Motivating Example 2

  • In an 1857, Scottish physicist James D. Forbes (1809 –1868) discussed a series of experiments that he had done concerning the relationship between atmospheric pressure and the boiling point of water.
  • The data for \(n = 17\) locales are reproduced in the data Forbes.

Forbes data

Q:

  • How is the residual calculated?
  • Are there any patterns you observe in the residuals?

Scatterplots

Given a collection of one predictor \(X\) and one response \(Y\), scatterplots visually represent potential relationships between \(X\) and \(Y\).

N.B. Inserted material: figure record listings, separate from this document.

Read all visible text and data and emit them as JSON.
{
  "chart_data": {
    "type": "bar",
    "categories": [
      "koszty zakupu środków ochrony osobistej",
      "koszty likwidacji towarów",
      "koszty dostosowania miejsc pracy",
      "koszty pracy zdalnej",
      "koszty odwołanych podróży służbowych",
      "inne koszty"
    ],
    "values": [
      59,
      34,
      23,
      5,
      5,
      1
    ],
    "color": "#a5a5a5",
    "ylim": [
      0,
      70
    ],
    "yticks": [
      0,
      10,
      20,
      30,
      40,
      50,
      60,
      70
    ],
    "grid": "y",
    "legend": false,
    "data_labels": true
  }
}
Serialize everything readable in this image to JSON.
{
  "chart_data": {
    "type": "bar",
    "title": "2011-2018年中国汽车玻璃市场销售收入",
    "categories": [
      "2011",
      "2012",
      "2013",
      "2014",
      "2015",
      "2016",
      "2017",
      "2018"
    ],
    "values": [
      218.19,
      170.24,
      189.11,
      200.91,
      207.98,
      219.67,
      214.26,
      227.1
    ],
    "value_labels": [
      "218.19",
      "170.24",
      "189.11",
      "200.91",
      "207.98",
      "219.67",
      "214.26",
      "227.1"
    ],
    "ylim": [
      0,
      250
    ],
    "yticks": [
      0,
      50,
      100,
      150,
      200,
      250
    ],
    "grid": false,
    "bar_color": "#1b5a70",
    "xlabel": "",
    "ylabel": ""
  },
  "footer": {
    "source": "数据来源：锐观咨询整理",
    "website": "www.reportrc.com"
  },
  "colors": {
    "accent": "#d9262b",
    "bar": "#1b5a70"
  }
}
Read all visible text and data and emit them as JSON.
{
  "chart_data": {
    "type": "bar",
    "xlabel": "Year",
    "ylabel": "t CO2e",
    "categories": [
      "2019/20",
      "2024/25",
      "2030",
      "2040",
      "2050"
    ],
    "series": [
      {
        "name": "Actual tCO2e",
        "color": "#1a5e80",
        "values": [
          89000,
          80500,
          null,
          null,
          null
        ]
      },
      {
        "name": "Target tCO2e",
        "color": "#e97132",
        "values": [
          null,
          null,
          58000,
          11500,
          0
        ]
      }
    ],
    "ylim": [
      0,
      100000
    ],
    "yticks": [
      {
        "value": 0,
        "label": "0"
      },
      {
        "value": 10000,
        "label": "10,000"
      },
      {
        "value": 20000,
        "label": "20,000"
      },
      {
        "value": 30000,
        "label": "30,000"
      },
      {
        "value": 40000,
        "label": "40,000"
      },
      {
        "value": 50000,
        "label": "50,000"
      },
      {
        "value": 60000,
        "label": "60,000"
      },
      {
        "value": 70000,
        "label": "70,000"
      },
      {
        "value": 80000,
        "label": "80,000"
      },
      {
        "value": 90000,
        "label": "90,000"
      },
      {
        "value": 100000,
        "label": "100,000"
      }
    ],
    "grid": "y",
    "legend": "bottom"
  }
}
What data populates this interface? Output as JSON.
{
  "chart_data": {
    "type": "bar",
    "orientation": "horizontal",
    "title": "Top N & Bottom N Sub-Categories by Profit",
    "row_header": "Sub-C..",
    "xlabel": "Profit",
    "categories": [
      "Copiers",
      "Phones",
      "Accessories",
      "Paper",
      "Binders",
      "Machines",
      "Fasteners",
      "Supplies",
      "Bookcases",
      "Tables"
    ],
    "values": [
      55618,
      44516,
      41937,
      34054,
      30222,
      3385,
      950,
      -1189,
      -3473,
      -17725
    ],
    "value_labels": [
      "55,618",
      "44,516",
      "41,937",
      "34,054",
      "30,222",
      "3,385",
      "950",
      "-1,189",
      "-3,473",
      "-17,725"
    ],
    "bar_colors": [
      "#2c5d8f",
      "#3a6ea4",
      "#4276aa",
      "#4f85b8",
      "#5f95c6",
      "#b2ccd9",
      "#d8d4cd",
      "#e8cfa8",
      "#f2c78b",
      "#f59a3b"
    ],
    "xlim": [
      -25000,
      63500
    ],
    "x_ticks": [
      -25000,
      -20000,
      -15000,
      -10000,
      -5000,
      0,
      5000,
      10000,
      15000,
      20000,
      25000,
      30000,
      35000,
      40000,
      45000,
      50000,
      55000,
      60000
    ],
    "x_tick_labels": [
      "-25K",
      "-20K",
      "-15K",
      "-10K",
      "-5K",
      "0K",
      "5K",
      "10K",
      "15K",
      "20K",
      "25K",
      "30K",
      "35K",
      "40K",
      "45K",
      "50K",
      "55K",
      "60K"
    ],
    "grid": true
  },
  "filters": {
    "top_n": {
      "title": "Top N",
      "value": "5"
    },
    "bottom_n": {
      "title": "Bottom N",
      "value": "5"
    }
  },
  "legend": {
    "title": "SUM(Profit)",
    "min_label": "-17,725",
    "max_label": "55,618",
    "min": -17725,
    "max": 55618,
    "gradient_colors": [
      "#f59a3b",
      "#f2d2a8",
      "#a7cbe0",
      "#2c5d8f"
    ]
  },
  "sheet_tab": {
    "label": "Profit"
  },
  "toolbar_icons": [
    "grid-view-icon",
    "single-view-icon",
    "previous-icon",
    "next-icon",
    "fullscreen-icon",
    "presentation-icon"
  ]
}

  • Q: If \(X\) and \(Y\) are uncorrelated, what would the resulting scatterplot look like?
  • Q: How would you generate and plot such data?

Mean Functions

Our interest centers on how the distribution of \(Y\) changes as \(X\) is varied, which is described by the mean function ,

\[ \text{E}(Y \;|\; X = x) = \text{ a function that depends on the value of }x \]

In the case of the mother and daughter height, we have

\[ \text{E}( \texttt{dheight}\; |\; \texttt{ mheight}=x)=\beta_0 + \beta_1 x \]

This particular mean function has 2 parameters, an intercept \(\beta_0\) and a slope \(\beta_1\). If we knew the values of the \(\beta\)s, then the mean function would be completely specified, but usually the \(\beta\)s need to be estimated from data.

Variance Functions

Another part of the distribution of \(Y\) is described by the variance function ,

\[ \text{Var}(Y \;|\; X = x) \]

A frequent assumption in fitting linear regression models is that the variance function is the same for every value of x.

\[ \text{Var}(Y \;|\; X = x) = \sigma^2 \]

This is usually done for convenience but we will discuss general variance models in Ch. 7.